Publié le 02/03/2013 à 00:00, mis à jour le 28/02/2013 à 09:18

L'euro et le cacao

Publié le 02/03/2013 à 00:00, mis à jour le 28/02/2013 à 09:18

Contrairement aux Québécois qui voyagent en Europe l'été, Jean Leclerc ne voit pas du tout d'un bon oeil la faiblesse relative de l'euro. Il s'agit même de sa principale menace.

Avec un euro qui ne vaut plus «que 1,35 $», les grands chocolatiers européens, «qui profitent d'un état de grâce», peuvent plus aisément pénétrer le marché canadien. Leur nombre de produits a augmenté et les prix ont diminué, observe le transformateur alimentaire, qui voit davantage de tablettes turques et polonaises au Canada. «Ça les a rendus outrageusement compétitifs», résume Jean Leclerc, avant d'ajouter que «le pire est derrière nous». Difficile de le contredire quand on voit des barres Lindt (Suisse) de 100 grammes à 1,50 $ chez Dollarama...

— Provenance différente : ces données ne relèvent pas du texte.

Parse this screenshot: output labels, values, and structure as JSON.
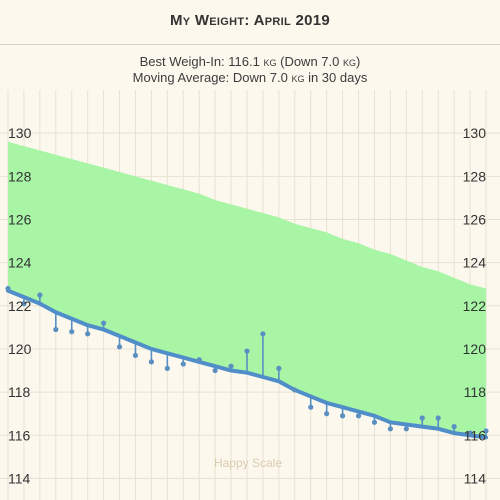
{
  "header": {
    "title": "My Weight: April 2019"
  },
  "summary": {
    "best_prefix": "Best Weigh-In: ",
    "best_value": "116.1",
    "best_unit": "kg",
    "best_mid": " (Down ",
    "best_change": "7.0",
    "best_unit2": "kg",
    "best_suffix": ")",
    "avg_prefix": "Moving Average: Down ",
    "avg_change": "7.0",
    "avg_unit": "kg",
    "avg_suffix": " in 30 days"
  },
  "watermark": "Happy Scale",
  "colors": {
    "background": "#fcf8ee",
    "grid": "#e8e2d2",
    "goal_band": "#a8f5a6",
    "trend_line": "#4f8ec9",
    "weigh_in": "#5a8fc2"
  },
  "chart_data": {
    "type": "line",
    "title": "My Weight: April 2019",
    "xlabel": "",
    "ylabel": "",
    "days": 30,
    "y_ticks": [
      114,
      116,
      118,
      120,
      122,
      124,
      126,
      128,
      130
    ],
    "ylim": [
      113,
      132
    ],
    "grid": true,
    "series": [
      {
        "values": [
          122.7,
          122.4,
          122.1,
          121.7,
          121.4,
          121.1,
          120.9,
          120.6,
          120.3,
          120.0,
          119.8,
          119.6,
          119.4,
          119.2,
          119.0,
          118.9,
          118.7,
          118.5,
          118.1,
          117.8,
          117.5,
          117.3,
          117.1,
          116.9,
          116.6,
          116.5,
          116.4,
          116.3,
          116.1,
          116.0,
          115.9
        ]
      },
      {
        "values": [
          122.8,
          122.1,
          122.5,
          120.9,
          120.8,
          120.7,
          121.2,
          120.1,
          119.7,
          119.4,
          119.1,
          119.3,
          119.5,
          119.0,
          119.2,
          119.9,
          120.7,
          119.1,
          118.1,
          117.3,
          117.0,
          116.9,
          116.9,
          116.6,
          116.3,
          116.3,
          116.8,
          116.8,
          116.4,
          116.1,
          116.2
        ]
      },
      {
        "values": [
          129.6,
          129.4,
          129.2,
          129.0,
          128.8,
          128.6,
          128.4,
          128.2,
          128.0,
          127.8,
          127.6,
          127.4,
          127.2,
          126.9,
          126.7,
          126.5,
          126.3,
          126.1,
          125.8,
          125.6,
          125.4,
          125.1,
          124.9,
          124.6,
          124.4,
          124.1,
          123.8,
          123.6,
          123.3,
          123.0,
          122.8
        ]
      }
    ]
  }
}
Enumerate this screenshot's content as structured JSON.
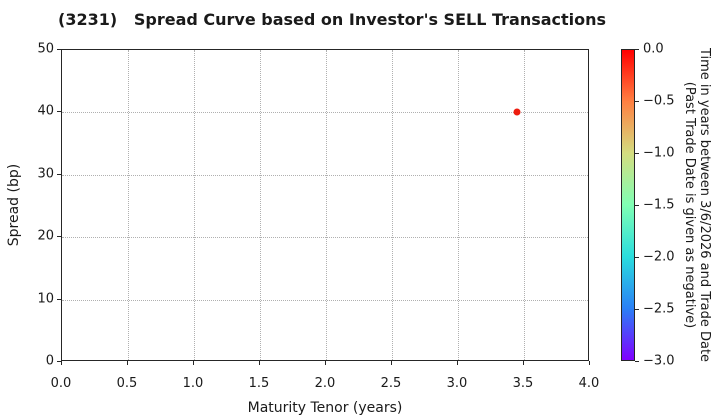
{
  "chart_data": {
    "type": "scatter",
    "title": "(3231)   Spread Curve based on Investor's SELL Transactions",
    "xlabel": "Maturity Tenor (years)",
    "ylabel": "Spread (bp)",
    "xlim": [
      0.0,
      4.0
    ],
    "ylim": [
      0,
      50
    ],
    "grid": true,
    "xticks": {
      "values": [
        0.0,
        0.5,
        1.0,
        1.5,
        2.0,
        2.5,
        3.0,
        3.5,
        4.0
      ],
      "labels": [
        "0.0",
        "0.5",
        "1.0",
        "1.5",
        "2.0",
        "2.5",
        "3.0",
        "3.5",
        "4.0"
      ]
    },
    "yticks": {
      "values": [
        0,
        10,
        20,
        30,
        40,
        50
      ],
      "labels": [
        "0",
        "10",
        "20",
        "30",
        "40",
        "50"
      ]
    },
    "points": [
      {
        "x": 3.45,
        "y": 40.0,
        "color_value": 0.0,
        "color": "#ee1c0f"
      }
    ],
    "colorbar": {
      "label_line1": "Time in years between 3/6/2026 and Trade Date",
      "label_line2": "(Past Trade Date is given as negative)",
      "vmin": -3.0,
      "vmax": 0.0,
      "colormap": "rainbow",
      "gradient_stops_top_to_bottom": [
        "#ff0000",
        "#ff8042",
        "#d4dd80",
        "#80ffb4",
        "#2adddd",
        "#2a80f6",
        "#8000ff"
      ],
      "ticks": {
        "values": [
          0.0,
          -0.5,
          -1.0,
          -1.5,
          -2.0,
          -2.5,
          -3.0
        ],
        "labels": [
          "0.0",
          "−0.5",
          "−1.0",
          "−1.5",
          "−2.0",
          "−2.5",
          "−3.0"
        ]
      }
    },
    "colors": {
      "spine": "#262626",
      "grid": "#b0b0b0",
      "text": "#1a1a1a",
      "background": "#ffffff"
    }
  }
}
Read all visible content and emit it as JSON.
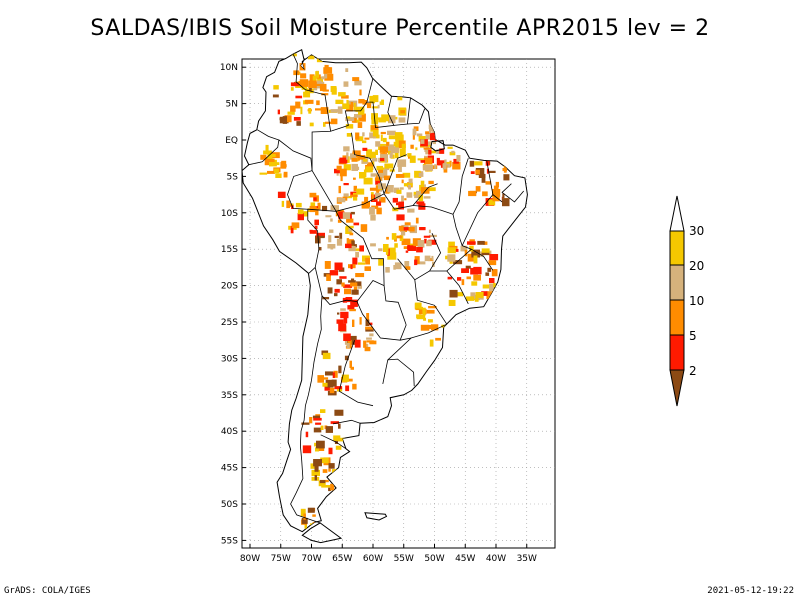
{
  "title": "SALDAS/IBIS Soil Moisture Percentile APR2015 lev = 2",
  "footer": {
    "left": "GrADS: COLA/IGES",
    "right": "2021-05-12-19:22"
  },
  "map": {
    "region": "South America",
    "lat_labels": [
      "10N",
      "5N",
      "EQ",
      "5S",
      "10S",
      "15S",
      "20S",
      "25S",
      "30S",
      "35S",
      "40S",
      "45S",
      "50S",
      "55S"
    ],
    "lon_labels": [
      "80W",
      "75W",
      "70W",
      "65W",
      "60W",
      "55W",
      "50W",
      "45W",
      "40W",
      "35W"
    ],
    "grid": true
  },
  "colorbar": {
    "labels": [
      "30",
      "20",
      "10",
      "5",
      "2"
    ],
    "colors": {
      "above30": "#ffffff",
      "c20_30": "#f5c800",
      "c10_20": "#d6b27c",
      "c5_10": "#ff8c00",
      "c2_5": "#ff1a00",
      "below2": "#8c4a14"
    }
  }
}
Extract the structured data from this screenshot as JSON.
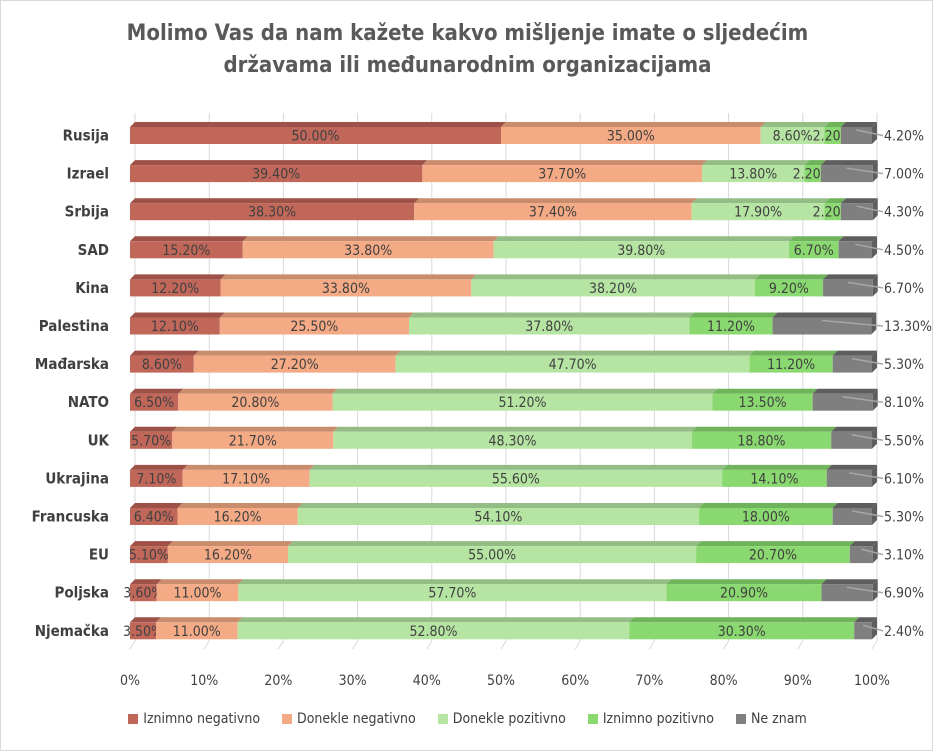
{
  "chart_data": {
    "type": "bar",
    "orientation": "horizontal-stacked-100",
    "title_line1": "Molimo Vas da nam kažete kakvo mišljenje imate o sljedećim",
    "title_line2": "državama ili međunarodnim organizacijama",
    "categories": [
      "Rusija",
      "Izrael",
      "Srbija",
      "SAD",
      "Kina",
      "Palestina",
      "Mađarska",
      "NATO",
      "UK",
      "Ukrajina",
      "Francuska",
      "EU",
      "Poljska",
      "Njemačka"
    ],
    "series": [
      {
        "name": "Iznimno negativno",
        "color": "#C0675A",
        "top": "#9E5146",
        "values": [
          50.0,
          39.4,
          38.3,
          15.2,
          12.2,
          12.1,
          8.6,
          6.5,
          5.7,
          7.1,
          6.4,
          5.1,
          3.6,
          3.5
        ]
      },
      {
        "name": "Donekle negativno",
        "color": "#F4AA85",
        "top": "#C98C6D",
        "values": [
          35.0,
          37.7,
          37.4,
          33.8,
          33.8,
          25.5,
          27.2,
          20.8,
          21.7,
          17.1,
          16.2,
          16.2,
          11.0,
          11.0
        ]
      },
      {
        "name": "Donekle pozitivno",
        "color": "#B6E5A3",
        "top": "#94BD85",
        "values": [
          8.6,
          13.8,
          17.9,
          39.8,
          38.2,
          37.8,
          47.7,
          51.2,
          48.3,
          55.6,
          54.1,
          55.0,
          57.7,
          52.8
        ]
      },
      {
        "name": "Iznimno pozitivno",
        "color": "#8AD870",
        "top": "#6FB35A",
        "values": [
          2.2,
          2.2,
          2.2,
          6.7,
          9.2,
          11.2,
          11.2,
          13.5,
          18.8,
          14.1,
          18.0,
          20.7,
          20.9,
          30.3
        ]
      },
      {
        "name": "Ne znam",
        "color": "#7F7F7F",
        "top": "#5E5E5E",
        "values": [
          4.2,
          7.0,
          4.3,
          4.5,
          6.7,
          13.3,
          5.3,
          8.1,
          5.5,
          6.1,
          5.3,
          3.1,
          6.9,
          2.4
        ]
      }
    ],
    "xticks": [
      "0%",
      "10%",
      "20%",
      "30%",
      "40%",
      "50%",
      "60%",
      "70%",
      "80%",
      "90%",
      "100%"
    ],
    "xlim": [
      0,
      100
    ],
    "grid": true,
    "legend_position": "bottom"
  }
}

Heureusement, le prix de la tonne de cacao diminue depuis son sommet de septembre (2 488 $ US). Ces jours-ci, elle coûte plutôt 2 140 $ US, une baisse qui soulage le dirigeant, mais qui ne se poursuivra pas, croit-il. Compte tenu du contrôle gouvernemental des prix en Afrique (Ghana et Côte d'Ivoire) et de la demande qui bondit, dans les pays émergents comme le Brésil, il entrevoit plutôt une stagnation des cours.

Jean Leclerc se dit «condamné» à suivre le prix du cacao en Bourse «plusieurs fois par jour». «On regarde ça religieusement au travail, en vacances, en déjeunant, en dînant, en soupant. C'est important, autant pour nous que pour nos clients. Il faut que je leur garantisse des prix.» Il se préoccupe autant du sucre que du beurre de cacao. Dans les deux cas, il se protège par des contrats de couverture.

S'il ne veut pas dévoiler la quantité de cacao qu'il achète, il confie en utiliser «plusieurs conteneurs par semaine», en provenance de l'Afrique et de l'Amérique du Sud.

Même s'il admet que la baisse de l'euro, combinée à la hausse du prix du cacao, a été «difficile», Jean Leclerc ne doute pas de ses capacités à concurrencer les plus grands. «On a les meilleurs équipements du monde ! jure-t-il [...] Être un fabricant local sera toujours un avantage, car si un client a besoin d'une palette, je peux organiser ça rapidement.»